Poverino!” Marguerite was meanwhile apostrophizing the ill-tempered bird. “Here, you! Accept this offering gently if you can. It is well meant, and the biscuit is good and sweet! Mille grazie, eccellenze,” she added to Basil. “I am in an Italian mood to-day, as you may perceive. This gracious retreat looks Italian, I think; so do the camellias, and the blue sky over our crystalline dome; so do these little pet vassals of mine; feeding from the hand, as all properly self-respecting vassals should do.”

She tossed the rest of her fistful of seeds to the Bengalis, the gold and green finches, the slim Holland canaries, the redcaps, and twenty other chiefs of tribe whirling around on the sanded floor of their palatial abode to snatch the tempting breakfast from one another.

“They are human,” he harshly commented while following their airy gyrations, “hence quarrelsome and envious, just like Bolingbroke. Too bad that such innocent-looking creatures should have such beastly faults!”

Marguerite seemed suddenly troubled. “Why are you bitter even about trifles?” she queried. “Is that yet another departure from the old state of affairs?”
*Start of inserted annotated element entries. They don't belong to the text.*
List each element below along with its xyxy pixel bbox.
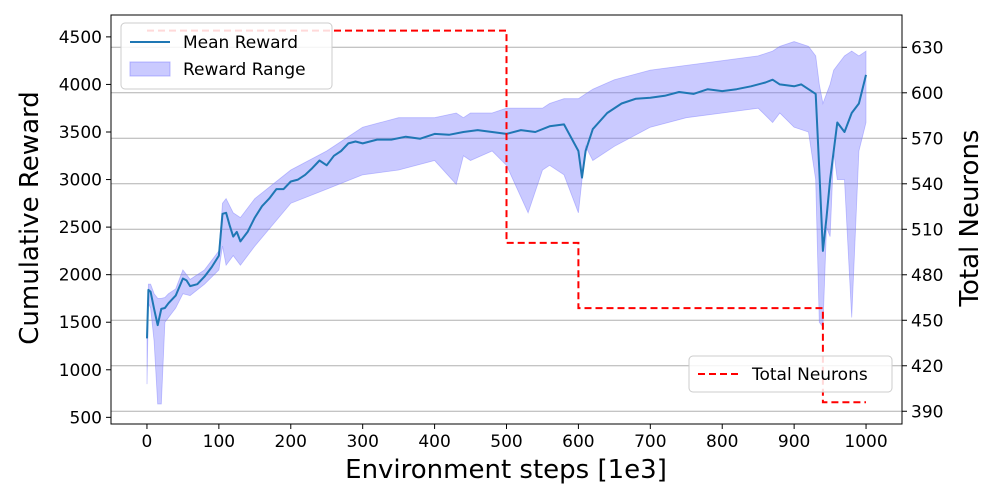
x-axis-ticks: 0 100 200 300 400 500 600 700 800 900 1000 bbox=[142, 424, 888, 452]
legend-top-left-box bbox=[120, 22, 333, 90]
y2-tick-label: 570 bbox=[911, 129, 943, 149]
legend-bottom-right-box bbox=[688, 355, 893, 393]
total-neurons-line bbox=[147, 29, 866, 404]
y-axis-left-ticks: 500 1000 1500 2000 2500 3000 3500 4000 4500 bbox=[59, 28, 111, 428]
y-tick-label: 4500 bbox=[59, 28, 102, 48]
y-axis-right-ticks: 390 420 450 480 510 540 570 600 630 bbox=[902, 38, 943, 422]
x-tick-label: 800 bbox=[706, 432, 738, 452]
x-tick-label: 700 bbox=[634, 432, 666, 452]
y-axis-left-title: Cumulative Reward bbox=[15, 91, 45, 345]
y2-tick-label: 510 bbox=[911, 220, 943, 240]
y-tick-label: 2000 bbox=[59, 266, 102, 286]
x-tick-label: 300 bbox=[346, 432, 378, 452]
y2-tick-label: 480 bbox=[911, 266, 943, 286]
y2-tick-label: 420 bbox=[911, 357, 943, 377]
y-tick-label: 1500 bbox=[59, 313, 102, 333]
mean-reward-line-layer bbox=[146, 74, 867, 339]
x-tick-label: 600 bbox=[562, 432, 594, 452]
y2-tick-label: 600 bbox=[911, 84, 943, 104]
y-tick-label: 4000 bbox=[59, 75, 102, 95]
y2-tick-label: 390 bbox=[911, 402, 943, 422]
y-axis-right-title: Total Neurons bbox=[955, 130, 985, 308]
y2-tick-label: 450 bbox=[911, 311, 943, 331]
y-tick-label: 1000 bbox=[59, 361, 102, 381]
legend-total-neurons-label: Total Neurons bbox=[751, 365, 868, 385]
y2-tick-label: 630 bbox=[911, 38, 943, 58]
x-tick-label: 200 bbox=[275, 432, 307, 452]
x-tick-label: 400 bbox=[418, 432, 450, 452]
total-neurons-line-layer bbox=[147, 29, 866, 404]
y-tick-label: 3500 bbox=[59, 123, 102, 143]
legend-reward-range-label: Reward Range bbox=[183, 60, 306, 80]
x-axis-title: Environment steps [1e3] bbox=[345, 455, 667, 485]
mean-reward-line bbox=[146, 74, 867, 339]
y-tick-label: 3000 bbox=[59, 171, 102, 191]
legend-top-left: Mean Reward Reward Range bbox=[120, 22, 333, 90]
x-tick-label: 0 bbox=[142, 432, 153, 452]
legend-bottom-right: Total Neurons bbox=[688, 355, 893, 393]
x-tick-label: 1000 bbox=[844, 432, 887, 452]
legend-mean-reward-label: Mean Reward bbox=[183, 33, 298, 53]
x-tick-label: 100 bbox=[203, 432, 235, 452]
y-tick-label: 2500 bbox=[59, 218, 102, 238]
x-tick-label: 500 bbox=[490, 432, 522, 452]
y-tick-label: 500 bbox=[70, 408, 102, 428]
y2-tick-label: 540 bbox=[911, 175, 943, 195]
legend-reward-range-swatch bbox=[129, 61, 171, 77]
x-tick-label: 900 bbox=[778, 432, 810, 452]
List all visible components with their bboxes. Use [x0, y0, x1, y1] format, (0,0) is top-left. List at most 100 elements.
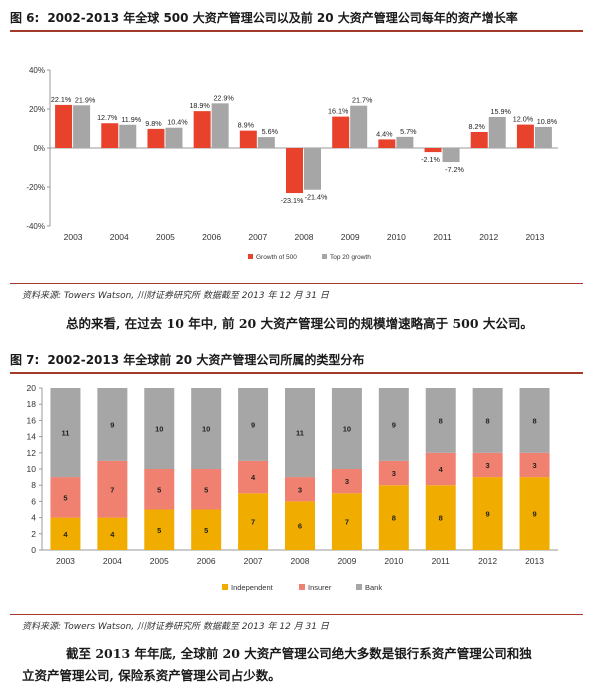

“Perhaps,” he replied, in a tone that strove in vain to be light. “I must be unlearning fast the art of life as it should be lived. I suppose that with the years one passes from disenchantment to disenchantment. Isn’t that the rule of all down-slope walkers?”

With a quick intake of breath Marguerite swung round toward him, and his heart contracted horribly as he saw that her eyes were wet.

“There is something amiss,” she whispered, bending ever so slightly forward, and stretching her little palms downward as if in swift renunciation of all that she had ever held. “There is something. I knew it. I felt it.... Tell me, Basil ... tell me!”

He had not bargained for this, and he was now dully doubting his own ears. Could this be Marguerite speaking?

“Something amiss?” he repeated after her with would-be emphasis. “Oh, now look here, my dear child, be reasonable, please, and do cease to imagine that I am trying to conceal some catastrophe from you.”

But Marguerite would no longer accept equivocation of any sort.